Plongé dans ces pensées tourmentées, il restait assis sur le canapé tandis qu’Olya, dans la cuisine, fredonnait en préparant le dîner. Elle aussi, avait d’importantes nouvelles à lui annoncer, mais hésitait à trouver le bon moment.

Soudain, un coup retentit à la porte. Aucune visite n’était attendue. Sa mère, qui avait cessé de venir depuis longtemps—prônant qu’elle ne remettrait jamais les pieds dans la maison tant que « ce désordre » y vivrait—était bien absente.
À contrecœur, Sergey se leva du canapé. Quelle ne fut pas sa surprise de découvrir son père déjà sur le seuil. Habituellement, ils échangeaient par téléphone, et ce rendez-vous impromptu ne lui avait pas été annoncé.
« Eh bien, fils, tu vas lui ouvrir ou restes-tu là comme une statue ? » lança son père d’un ton taquin.
« Désolé, Papa, je ne t’avais pas vu venir, » répondit-il.
« Et quel est cet enivrant parfum qui se répand ici ? »
En franchissant le seuil, son père aperçut Olya, dont Sergey ne lui avait jamais parlé en précisant qu’il vivait avec une compagne.
« Permets-moi de te présenter : voici mon père, Pavel Sergeyevich. Et voici Olya. »
Olya accueillit son aïeul avec un sourire chaleureux.
« Sergey, pourquoi ne m’avais-tu pas prévenu qu’il y aurait des invités ? J’aurais pu me préparer. »
« Olechka, c’était une surprise, même pour lui. Il est venu pour me féliciter personnellement de ma remise de diplôme. »
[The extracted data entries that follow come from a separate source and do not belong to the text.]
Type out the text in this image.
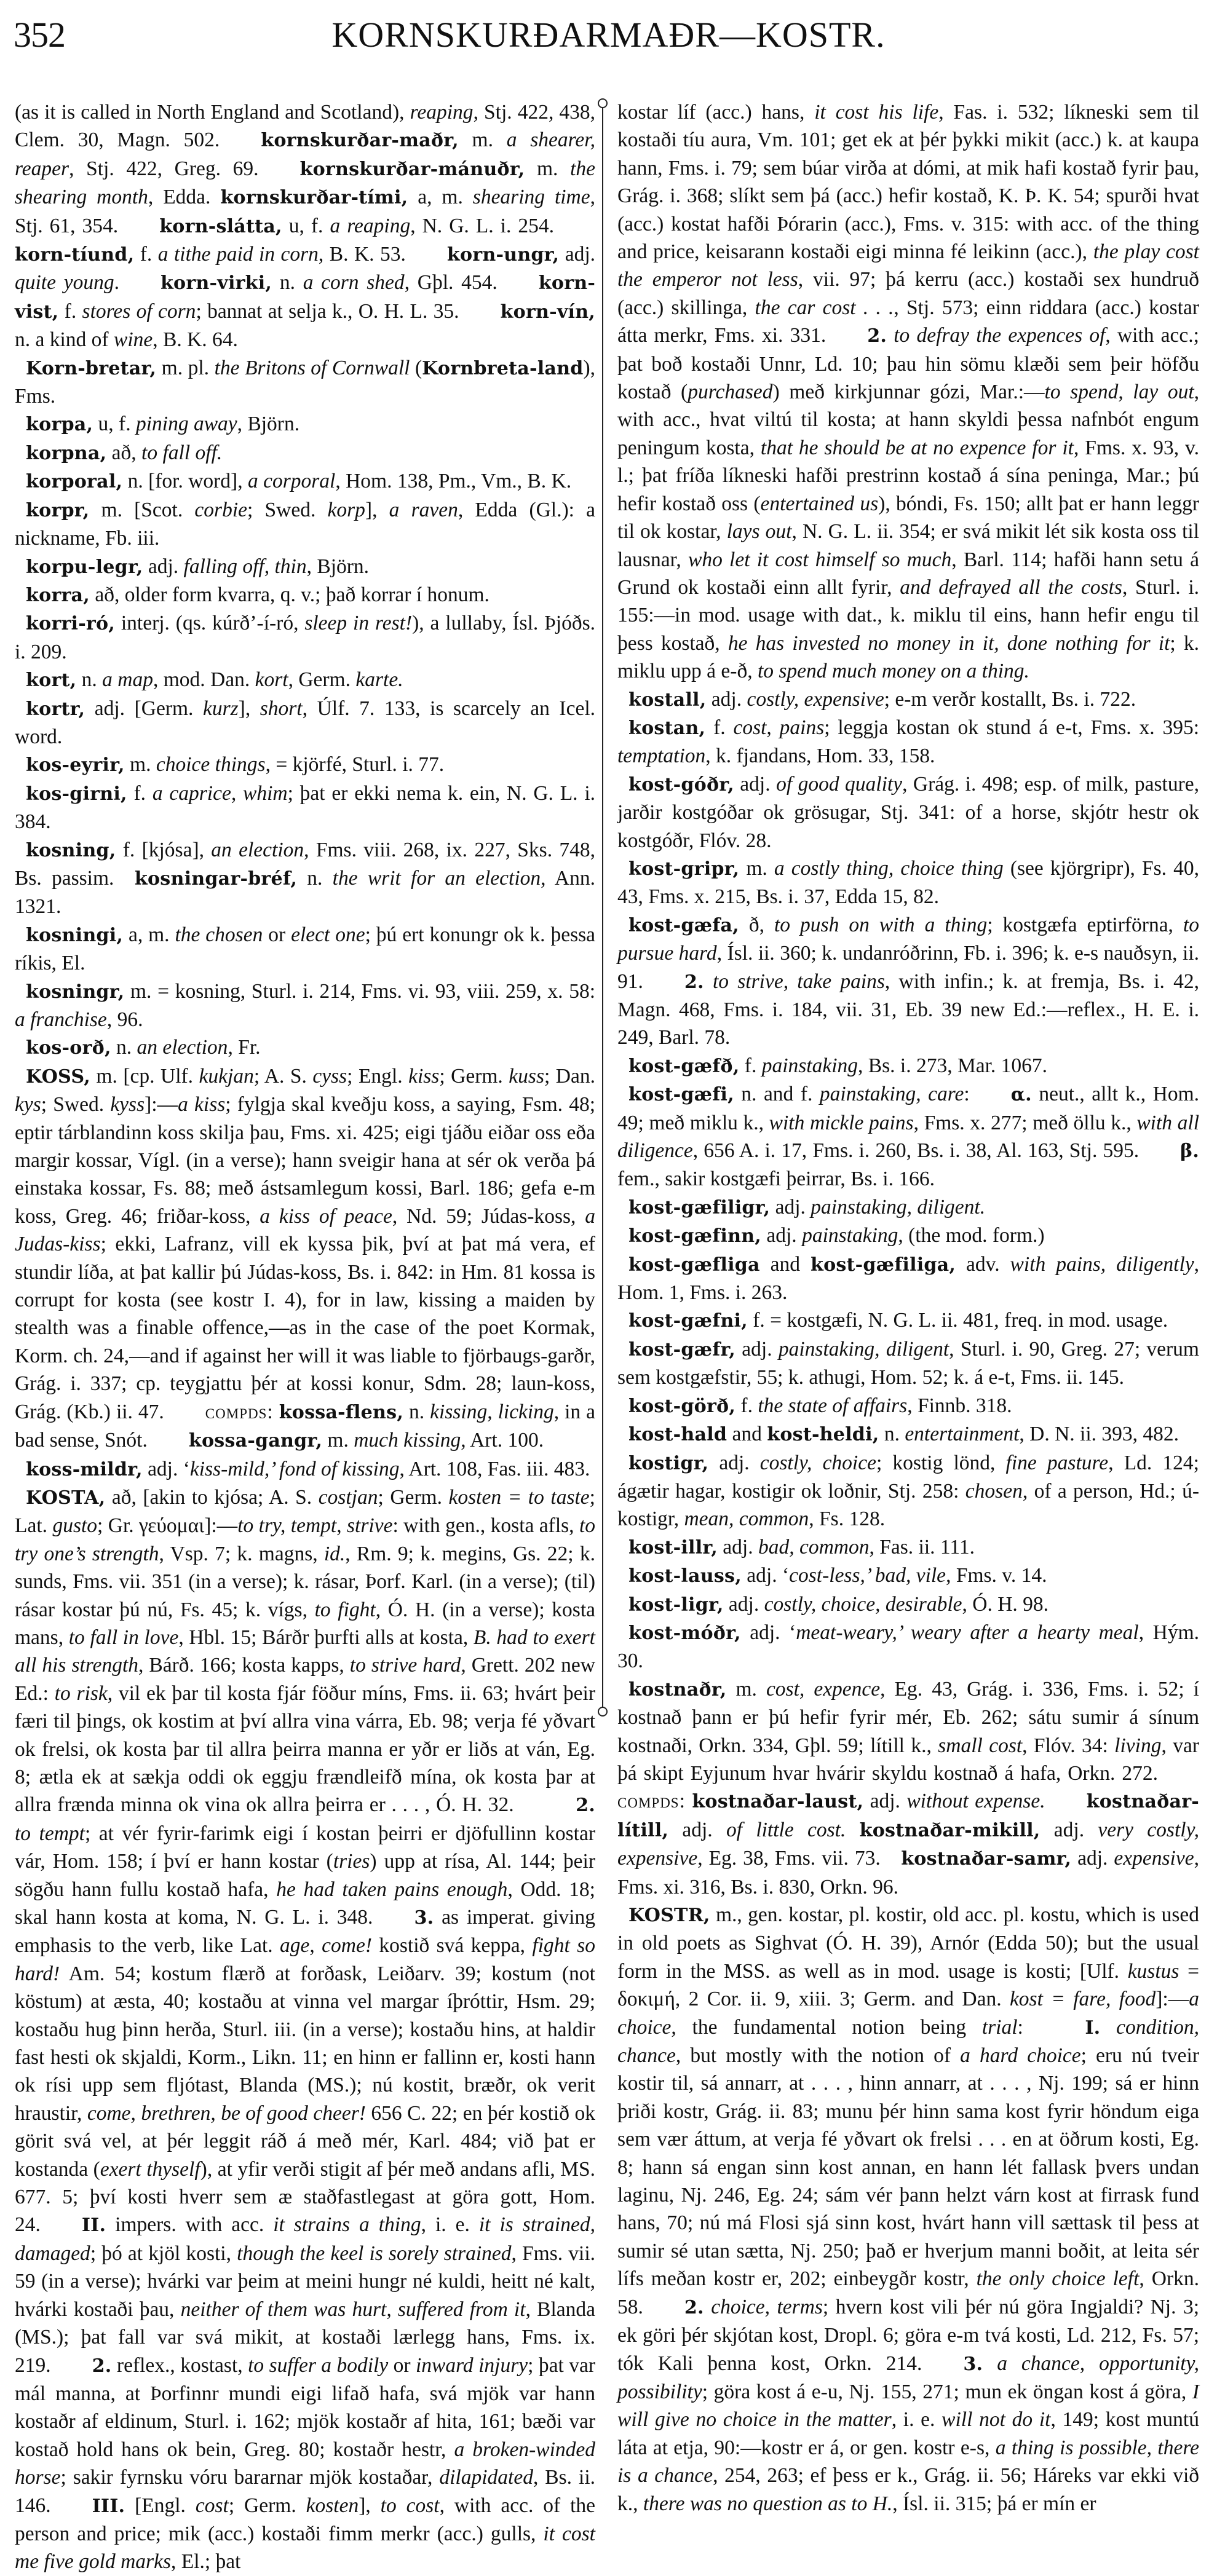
352	KORNSKURÐARMAÐR—KOSTR.

(as it is called in North England and Scotland), reaping, Stj. 422, 438, Clem. 30, Magn. 502.  kornskurðar-maðr, m. a shearer, reaper, Stj. 422, Greg. 69.  kornskurðar-mánuðr, m. the shearing month, Edda. kornskurðar-tími, a, m. shearing time, Stj. 61, 354.  korn-slátta, u, f. a reaping, N. G. L. i. 254.  korn-tíund, f. a tithe paid in corn, B. K. 53.  korn-ungr, adj. quite young.  korn-virki, n. a corn shed, Gþl. 454.  korn-vist, f. stores of corn; bannat at selja k., O. H. L. 35.  korn-vín, n. a kind of wine, B. K. 64.

Korn-bretar, m. pl. the Britons of Cornwall (Kornbreta-land), Fms.

korpa, u, f. pining away, Björn.

korpna, að, to fall off.

korporal, n. [for. word], a corporal, Hom. 138, Pm., Vm., B. K.

korpr, m. [Scot. corbie; Swed. korp], a raven, Edda (Gl.): a nickname, Fb. iii.

korpu-legr, adj. falling off, thin, Björn.

korra, að, older form kvarra, q. v.; það korrar í honum.

korri-ró, interj. (qs. kúrð’-í-ró, sleep in rest!), a lullaby, Ísl. Þjóðs. i. 209.

kort, n. a map, mod. Dan. kort, Germ. karte.

kortr, adj. [Germ. kurz], short, Úlf. 7. 133, is scarcely an Icel. word.

kos-eyrir, m. choice things, = kjörfé, Sturl. i. 77.

kos-girni, f. a caprice, whim; þat er ekki nema k. ein, N. G. L. i. 384.

kosning, f. [kjósa], an election, Fms. viii. 268, ix. 227, Sks. 748, Bs. passim. kosningar-bréf, n. the writ for an election, Ann. 1321.

kosningi, a, m. the chosen or elect one; þú ert konungr ok k. þessa ríkis, El.

kosningr, m. = kosning, Sturl. i. 214, Fms. vi. 93, viii. 259, x. 58: a franchise, 96.

kos-orð, n. an election, Fr.

KOSS, m. [cp. Ulf. kukjan; A. S. cyss; Engl. kiss; Germ. kuss; Dan. kys; Swed. kyss]:—a kiss; fylgja skal kveðju koss, a saying, Fsm. 48; eptir tárblandinn koss skilja þau, Fms. xi. 425; eigi tjáðu eiðar oss eða margir kossar, Vígl. (in a verse); hann sveigir hana at sér ok verða þá einstaka kossar, Fs. 88; með ástsamlegum kossi, Barl. 186; gefa e-m koss, Greg. 46; friðar-koss, a kiss of peace, Nd. 59; Júdas-koss, a Judas-kiss; ekki, Lafranz, vill ek kyssa þik, því at þat má vera, ef stundir líða, at þat kallir þú Júdas-koss, Bs. i. 842: in Hm. 81 kossa is corrupt for kosta (see kostr I. 4), for in law, kissing a maiden by stealth was a finable offence,—as in the case of the poet Kormak, Korm. ch. 24,—and if against her will it was liable to fjörbaugs-garðr, Grág. i. 337; cp. teygjattu þér at kossi konur, Sdm. 28; laun-koss, Grág. (Kb.) ii. 47.  compds: kossa-flens, n. kissing, licking, in a bad sense, Snót.  kossa-gangr, m. much kissing, Art. 100.

koss-mildr, adj. ‘kiss-mild,’ fond of kissing, Art. 108, Fas. iii. 483.

KOSTA, að, [akin to kjósa; A. S. costjan; Germ. kosten = to taste; Lat. gusto; Gr. γεύομαι]:—to try, tempt, strive: with gen., kosta afls, to try one’s strength, Vsp. 7; k. magns, id., Rm. 9; k. megins, Gs. 22; k. sunds, Fms. vii. 351 (in a verse); k. rásar, Þorf. Karl. (in a verse); (til) rásar kostar þú nú, Fs. 45; k. vígs, to fight, Ó. H. (in a verse); kosta mans, to fall in love, Hbl. 15; Bárðr þurfti alls at kosta, B. had to exert all his strength, Bárð. 166; kosta kapps, to strive hard, Grett. 202 new Ed.: to risk, vil ek þar til kosta fjár föður míns, Fms. ii. 63; hvárt þeir færi til þings, ok kostim at því allra vina várra, Eb. 98; verja fé yðvart ok frelsi, ok kosta þar til allra þeirra manna er yðr er liðs at ván, Eg. 8; ætla ek at sækja oddi ok eggju frændleifð mína, ok kosta þar at allra frænda minna ok vina ok allra þeirra er . . . , Ó. H. 32.   2. to tempt; at vér fyrir-farimk eigi í kostan þeirri er djöfullinn kostar vár, Hom. 158; í því er hann kostar (tries) upp at rísa, Al. 144; þeir sögðu hann fullu kostað hafa, he had taken pains enough, Odd. 18; skal hann kosta at koma, N. G. L. i. 348.  3. as imperat. giving emphasis to the verb, like Lat. age, come! kostið svá keppa, fight so hard! Am. 54; kostum flærð at forðask, Leiðarv. 39; kostum (not köstum) at æsta, 40; kostaðu at vinna vel margar íþróttir, Hsm. 29; kostaðu hug þinn herða, Sturl. iii. (in a verse); kostaðu hins, at haldir fast hesti ok skjaldi, Korm., Likn. 11; en hinn er fallinn er, kosti hann ok rísi upp sem fljótast, Blanda (MS.); nú kostit, bræðr, ok verit hraustir, come, brethren, be of good cheer! 656 C. 22; en þér kostið ok görit svá vel, at þér leggit ráð á með mér, Karl. 484; við þat er kostanda (exert thyself), at yfir verði stigit af þér með andans afli, MS. 677. 5; því kosti hverr sem æ staðfastlegast at göra gott, Hom. 24.  II. impers. with acc. it strains a thing, i. e. it is strained, damaged; þó at kjöl kosti, though the keel is sorely strained, Fms. vii. 59 (in a verse); hvárki var þeim at meini hungr né kuldi, heitt né kalt, hvárki kostaði þau, neither of them was hurt, suffered from it, Blanda (MS.); þat fall var svá mikit, at kostaði lærlegg hans, Fms. ix. 219.  2. reflex., kostast, to suffer a bodily or inward injury; þat var mál manna, at Þorfinnr mundi eigi lifað hafa, svá mjök var hann kostaðr af eldinum, Sturl. i. 162; mjök kostaðr af hita, 161; bæði var kostað hold hans ok bein, Greg. 80; kostaðr hestr, a broken-winded horse; sakir fyrnsku vóru bararnar mjök kostaðar, dilapidated, Bs. ii. 146.  III. [Engl. cost; Germ. kosten], to cost, with acc. of the person and price; mik (acc.) kostaði fimm merkr (acc.) gulls, it cost me five gold marks, El.; þat

kostar líf (acc.) hans, it cost his life, Fas. i. 532; líkneski sem til kostaði tíu aura, Vm. 101; get ek at þér þykki mikit (acc.) k. at kaupa hann, Fms. i. 79; sem búar virða at dómi, at mik hafi kostað fyrir þau, Grág. i. 368; slíkt sem þá (acc.) hefir kostað, K. Þ. K. 54; spurði hvat (acc.) kostat hafði Þórarin (acc.), Fms. v. 315: with acc. of the thing and price, keisarann kostaði eigi minna fé leikinn (acc.), the play cost the emperor not less, vii. 97; þá kerru (acc.) kostaði sex hundruð (acc.) skillinga, the car cost . . ., Stj. 573; einn riddara (acc.) kostar átta merkr, Fms. xi. 331.  2. to defray the expences of, with acc.; þat boð kostaði Unnr, Ld. 10; þau hin sömu klæði sem þeir höfðu kostað (purchased) með kirkjunnar gózi, Mar.:—to spend, lay out, with acc., hvat viltú til kosta; at hann skyldi þessa nafnbót engum peningum kosta, that he should be at no expence for it, Fms. x. 93, v. l.; þat fríða líkneski hafði prestrinn kostað á sína peninga, Mar.; þú hefir kostað oss (entertained us), bóndi, Fs. 150; allt þat er hann leggr til ok kostar, lays out, N. G. L. ii. 354; er svá mikit lét sik kosta oss til lausnar, who let it cost himself so much, Barl. 114; hafði hann setu á Grund ok kostaði einn allt fyrir, and defrayed all the costs, Sturl. i. 155:—in mod. usage with dat., k. miklu til eins, hann hefir engu til þess kostað, he has invested no money in it, done nothing for it; k. miklu upp á e-ð, to spend much money on a thing.

kostall, adj. costly, expensive; e-m verðr kostallt, Bs. i. 722.

kostan, f. cost, pains; leggja kostan ok stund á e-t, Fms. x. 395: temptation, k. fjandans, Hom. 33, 158.

kost-góðr, adj. of good quality, Grág. i. 498; esp. of milk, pasture, jarðir kostgóðar ok grösugar, Stj. 341: of a horse, skjótr hestr ok kostgóðr, Flóv. 28.

kost-gripr, m. a costly thing, choice thing (see kjörgripr), Fs. 40, 43, Fms. x. 215, Bs. i. 37, Edda 15, 82.

kost-gæfa, ð, to push on with a thing; kostgæfa eptirförna, to pursue hard, Ísl. ii. 360; k. undanróðrinn, Fb. i. 396; k. e-s nauðsyn, ii. 91.  2. to strive, take pains, with infin.; k. at fremja, Bs. i. 42, Magn. 468, Fms. i. 184, vii. 31, Eb. 39 new Ed.:—reflex., H. E. i. 249, Barl. 78.

kost-gæfð, f. painstaking, Bs. i. 273, Mar. 1067.

kost-gæfi, n. and f. painstaking, care:  α. neut., allt k., Hom. 49; með miklu k., with mickle pains, Fms. x. 277; með öllu k., with all diligence, 656 A. i. 17, Fms. i. 260, Bs. i. 38, Al. 163, Stj. 595.  β. fem., sakir kostgæfi þeirrar, Bs. i. 166.

kost-gæfiligr, adj. painstaking, diligent.

kost-gæfinn, adj. painstaking, (the mod. form.)

kost-gæfliga and kost-gæfiliga, adv. with pains, diligently, Hom. 1, Fms. i. 263.

kost-gæfni, f. = kostgæfi, N. G. L. ii. 481, freq. in mod. usage.

kost-gæfr, adj. painstaking, diligent, Sturl. i. 90, Greg. 27; verum sem kostgæfstir, 55; k. athugi, Hom. 52; k. á e-t, Fms. ii. 145.

kost-görð, f. the state of affairs, Finnb. 318.

kost-hald and kost-heldi, n. entertainment, D. N. ii. 393, 482.

kostigr, adj. costly, choice; kostig lönd, fine pasture, Ld. 124; ágætir hagar, kostigir ok loðnir, Stj. 258: chosen, of a person, Hd.; ú-kostigr, mean, common, Fs. 128.

kost-illr, adj. bad, common, Fas. ii. 111.

kost-lauss, adj. ‘cost-less,’ bad, vile, Fms. v. 14.

kost-ligr, adj. costly, choice, desirable, Ó. H. 98.

kost-móðr, adj. ‘meat-weary,’ weary after a hearty meal, Hým. 30.

kostnaðr, m. cost, expence, Eg. 43, Grág. i. 336, Fms. i. 52; í kostnað þann er þú hefir fyrir mér, Eb. 262; sátu sumir á sínum kostnaði, Orkn. 334, Gþl. 59; lítill k., small cost, Flóv. 34: living, var þá skipt Eyjunum hvar hvárir skyldu kostnað á hafa, Orkn. 272.  compds: kostnaðar-laust, adj. without expense.   kostnaðar-lítill, adj. of little cost. kostnaðar-mikill, adj. very costly, expensive, Eg. 38, Fms. vii. 73. kostnaðar-samr, adj. expensive, Fms. xi. 316, Bs. i. 830, Orkn. 96.

KOSTR, m., gen. kostar, pl. kostir, old acc. pl. kostu, which is used in old poets as Sighvat (Ó. H. 39), Arnór (Edda 50); but the usual form in the MSS. as well as in mod. usage is kosti; [Ulf. kustus = δοκιμή, 2 Cor. ii. 9, xiii. 3; Germ. and Dan. kost = fare, food]:—a choice, the fundamental notion being trial:   I. condition, chance, but mostly with the notion of a hard choice; eru nú tveir kostir til, sá annarr, at . . . , hinn annarr, at . . . , Nj. 199; sá er hinn þriði kostr, Grág. ii. 83; munu þér hinn sama kost fyrir höndum eiga sem vær áttum, at verja fé yðvart ok frelsi . . . en at öðrum kosti, Eg. 8; hann sá engan sinn kost annan, en hann lét fallask þvers undan laginu, Nj. 246, Eg. 24; sám vér þann helzt várn kost at firrask fund hans, 70; nú má Flosi sjá sinn kost, hvárt hann vill sættask til þess at sumir sé utan sætta, Nj. 250; það er hverjum manni boðit, at leita sér lífs meðan kostr er, 202; einbeygðr kostr, the only choice left, Orkn. 58.  2. choice, terms; hvern kost vili þér nú göra Ingjaldi? Nj. 3; ek göri þér skjótan kost, Dropl. 6; göra e-m tvá kosti, Ld. 212, Fs. 57; tók Kali þenna kost, Orkn. 214.  3. a chance, opportunity, possibility; göra kost á e-u, Nj. 155, 271; mun ek öngan kost á göra, I will give no choice in the matter, i. e. will not do it, 149; kost muntú láta at etja, 90:—kostr er á, or gen. kostr e-s, a thing is possible, there is a chance, 254, 263; ef þess er k., Grág. ii. 56; Háreks var ekki við k., there was no question as to H., Ísl. ii. 315; þá er mín er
Les hommes se dirigèrent vers la salle à manger tandis qu’Olya restait dans la cuisine, hésitant encore sur le moment de partager ses annonces—que ce soit devant son futur beau-père ou en privé plus tard.

À table, il apparut que le père de Sergey était un homme simple et sans prétention. En découvrant les origines d’Olya, il s’intéressa surtout à savoir comment se passait la pêche.
Olya pouvait parler sans fin de sa campagne, des paysages bucoliques, de la rivière sinueuse, des champs et des forêts gorgés de champignons et de baies. Le seul ombre au tableau était l’exode massif des habitants, désormais remplacés par des retraités, comme sa chère grand-mère, qui, depuis l’âge de dix ans, avait élevé sa petite-fille après le drame du décès de ses parents dans un accident de voiture.
« On dirait que ta grand-mère t’a élevée avec amour, » observa Pavel Sergeyevich.
Olya laissa échapper quelques larmes devant ce compliment.